Au moment où de nombreux salariés sont catastrophés par les premières informations concrètes sur les projets de la direction concernant la « Région France », nous revenons sur le rapport commandé par le Comité d’entreprise au cabinet Sextant. Ce rapport permet de ne pas discuter dans le vide, puisqu’il fournit un « diagnostic des comptes annuels 2011 et prévisionnels 2012 ».

Dans le présent texte nous résumons les principaux points de ce gros document, qui fait au total 138 pages.

1 : L’esprit du rapport et la relation entre l’AFP et l’Etat

Pour SUD, s’il ne faut pas occulter le caractère commercial de l’activité de l’AFP, il faut aussi et surtout que ses activités commerciales correspondent réellement à sa mission d’intérêt général. Or cette mission ne peut se réduire à des considérations techniques ou économiques : elle ne peut reposer que sur le contenu et la qualité de ses informations.

Autrement dit, l’AFP n’a pas à chercher à tout prix « la croissance » dans tel ou tel pays ou sur tel ou tel type de produit : elle doit surtout remplir sa mission d’intérêt général telle que définie dans les deux premiers articles de son statut.

Le cabinet Sextant décrit comme « le paradoxe de l’AFP » le fait que « une année riche en actualité n’est pas automatiquement synonyme de progression du c.a. ». En réalité, ce n’est pas tant un paradoxe qu’une donnée de base : l’actualité est le métier même de l’AFP !

Autrement dit, si l’activité de l’AFP doit être considérée comme une « mission d’intérêt général » selon la terminologie de Bruxelles, c’est bel et bien parce que la fourniture d’une « information complète et objective » et surtout indépendante de tout « groupement idéologique, politique ou économique » (Selon les phrases employées dans les articles 1 et 2 des statuts de l’AFP) n’est pas forcément rentable. La démocratie a son prix. L’information des citoyens aussi.

Malheureusement, le rapport Sextant ne tient pas compte de cette relation cruciale entre l’AFP et l’Etat - au point qu’à partir de la page 7, l’ensemble des chiffres fournis ne porte que sur les données « hors convention avec l’Etat ». Sans forcément le vouloir, les experts confortent ainsi l’approche de la direction actuelle, dont la communication donne parfois l’impression que cette fameuse convention n’existe tout simplement pas.
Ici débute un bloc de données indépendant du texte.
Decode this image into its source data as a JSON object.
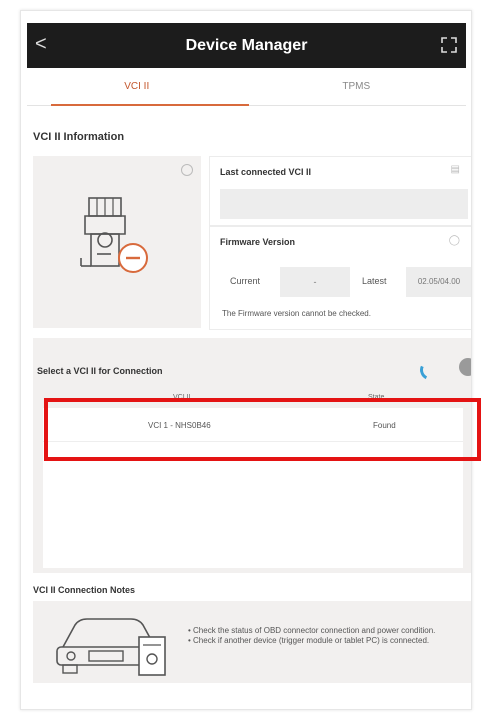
{
  "header": {
    "title": "Device Manager",
    "back_glyph": "<"
  },
  "tabs": [
    {
      "label": "VCI II",
      "active": true
    },
    {
      "label": "TPMS",
      "active": false
    }
  ],
  "vci_info": {
    "section_title": "VCI II Information",
    "last_connected_label": "Last connected VCI II",
    "last_connected_value": "",
    "firmware_label": "Firmware Version",
    "current_label": "Current",
    "current_value": "-",
    "latest_label": "Latest",
    "latest_value": "02.05/04.00",
    "firmware_note": "The Firmware version cannot be checked."
  },
  "selection": {
    "title": "Select a VCI II for Connection",
    "columns": [
      "VCI II",
      "State"
    ],
    "rows": [
      {
        "name": "VCI 1 - NHS0B46",
        "state": "Found"
      }
    ]
  },
  "notes": {
    "title": "VCI II Connection Notes",
    "line1": "• Check the status of OBD connector connection and power condition.",
    "line2": "• Check if another device (trigger module or tablet PC) is connected."
  },
  "colors": {
    "accent": "#d86a3c",
    "topbar": "#1c1c1c",
    "highlight": "#e41313",
    "spinner": "#3aa0d6"
  },
  "icons": [
    "back-icon",
    "expand-icon",
    "gear-icon",
    "vci-device-icon",
    "edit-icon",
    "info-icon",
    "spinner-icon",
    "refresh-icon",
    "car-vci-icon"
  ]
}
Exemple : le dossier de presse publié par l’AFP le 28 novembre 2012 à l’occasion du lancement de nouveaux produits destinés à la presse française, dans lequel on peut lire que « 56% du c.a. de l’AFP est réalisé sur le marché mondial de l’information ». La direction omet carrément de préciser que ces 56% sont calculés sans tenir compte de l’apport de la convention avec l’Etat, qui a fourni tout de même 40,8% de notre chiffre d’affaires en 2011 et une proportion semblable en 2012 (Cf. notre tableau).
Cet « oubli » - destiné à montrer que la clientèle de l’AFP est de plus en plus internationale - a même induit en erreur une bloggeuse du site « Electron Libre », qui a sorti sa calculette pour conclure que la presse française ne fournissait plus que 4% des revenus de l’agence ! Cf. http://electronlibre.info/afp-et-medias-lalliance-francaise-entre-malades/.
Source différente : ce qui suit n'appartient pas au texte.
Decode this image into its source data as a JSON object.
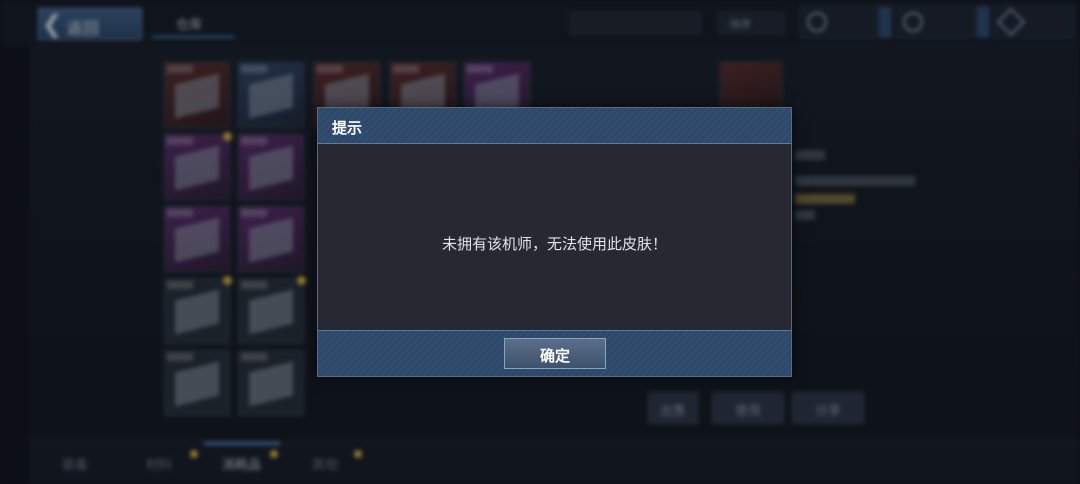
{
  "header": {
    "back_label": "返回",
    "tab_label": "仓库",
    "filter_label": "排序",
    "search_label": ""
  },
  "bottom_tabs": [
    {
      "label": "装备"
    },
    {
      "label": "材料"
    },
    {
      "label": "消耗品"
    },
    {
      "label": "其他"
    }
  ],
  "actions": [
    {
      "label": "出售"
    },
    {
      "label": "使用"
    },
    {
      "label": "分享"
    }
  ],
  "dialog": {
    "title": "提示",
    "message": "未拥有该机师，无法使用此皮肤！",
    "confirm_label": "确定"
  },
  "colors": {
    "accent": "#4a8bc4",
    "dialog_header": "#324f72",
    "badge": "#d8b13b"
  }
}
Ceci dit, l’année qui vient de commencer va obliger la direction, tout comme les syndicats et associations de l’AFP, à s’intéresser de près à la convention avec l’Etat, qui selon les nouvelles règles imposées par la Commission européenne devra être divisée entre une partie « commerciale » et une partie « subvention », cette dernière justifiée par la ou les fameuses « mission(s) d’intérêt général ».

Au moment où on voit même des députés socialistes proposer que l’Etat subventionne une deuxième agence de presse - l’entreprise en difficulté Sipa News - il est plus que jamais nécessaire de souligner le caractère unique de l’AFP !
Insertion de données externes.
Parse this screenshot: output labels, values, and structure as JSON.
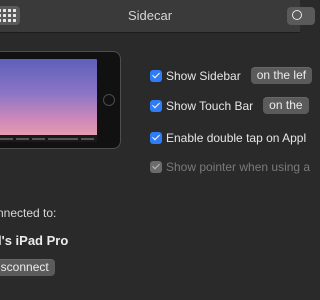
{
  "window": {
    "title": "Sidecar"
  },
  "options": {
    "show_sidebar": {
      "label": "Show Sidebar",
      "checked": true,
      "select_value": "on the lef"
    },
    "show_touch_bar": {
      "label": "Show Touch Bar",
      "checked": true,
      "select_value": "on the"
    },
    "double_tap": {
      "label": "Enable double tap on Appl",
      "checked": true
    },
    "show_pointer": {
      "label": "Show pointer when using a",
      "checked": true,
      "disabled": true
    }
  },
  "connection": {
    "label": "nnected to:",
    "device_name": "l's iPad Pro",
    "disconnect_label": "isconnect"
  },
  "colors": {
    "accent": "#2f7cf6",
    "window_bg": "#2a2a2a",
    "titlebar_bg": "#3a3a3a"
  }
}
Pour SUD, ce n’est pas en regardant l’activité de l’agence sous la seule optique de la « concurrence », voire de la « compétitivité », et en cherchant à occulter la relation avec l’Etat qu’on pourra avancer vers une AFP plus respectueuse de l’ensemble de ses usagers [1], y compris de ses salariés !

2 : Les recettes

2-i : L’activité de l’AFP par grande région - le poids réel de la France

Le tableau ci-dessous, confectionné par nos soins à partir du rapport Sextant, donne une meilleure idée du poids de l’ensemble des usagers - commerciaux plus Etat - dans le chiffre d’affaires total de l’agence. Contrairement au Cabinet Sextant, nous avons choisi de calculer les pourcentages en incluant la part de l’usager « Etat » !

en millions d’euros201020112012
Chiffres d’affaires total282,0279,6283,6
dont l’usager « Etat »111,5 (39,5%)113,6 (40,8%)115,3 (40,7%)
dont autres usagers « France »78,7 (27,9%)76,3 (27,3 %)74,8 (26,4%)
Total usagers « France »190,2 (67,4%)189,9 (67,9%)190,1 (67,0%)
Europe (hors France et filiales Allemandes)25,525,525,7
Filiales allemandes14,212,513,9
Reste du monde (« grand international »)49,249,549,8
Total usagers « étranger »88,9 (31,5%)87,5 (31,3%)89,4 (31,5%)
Ventilation « grand international » :
Asie (1)20,820,620,1
Moyen-Orient9,59,011,1
Afrique4,04,33,2 (2)
Amérique du Nord9,810,39,7
Amérique Latine5,15,35,7

NB : Dans ce tableau comme dans tous ceux qui suivent, les données 2011 sont des estimations et celles de 2012 proviennent du budget de l’agence pour cette année.
A noter que si les pourcentages du tableau ci-dessus ne font pas tout à fait 100, la différence vient de l’activité de certaines filiales et des « événements spéciaux », surtout sportifs.

(1) Le contrat avec l’agence japonaise « Jiji » compte pour environ 45% dans le total « Asie ». En 2012, les recettes Jiji ont baissé d’environ 10% suite à une renégociation du contrat.
(2) La baisse du chiffre « Afrique » dans le chiffre d’affaires budgété en 2012 résulte principalement du transfert des pays du Maghreb vers la région « Moyen-Orient ».
Pour cause de crise dans les médias, entraînant la renégociation à la baisse de nombreux contrats, le rapport prévoit que les recettes commerciales « France » auront fondu d’environ 5% (4M€) entre 2010 et 2012.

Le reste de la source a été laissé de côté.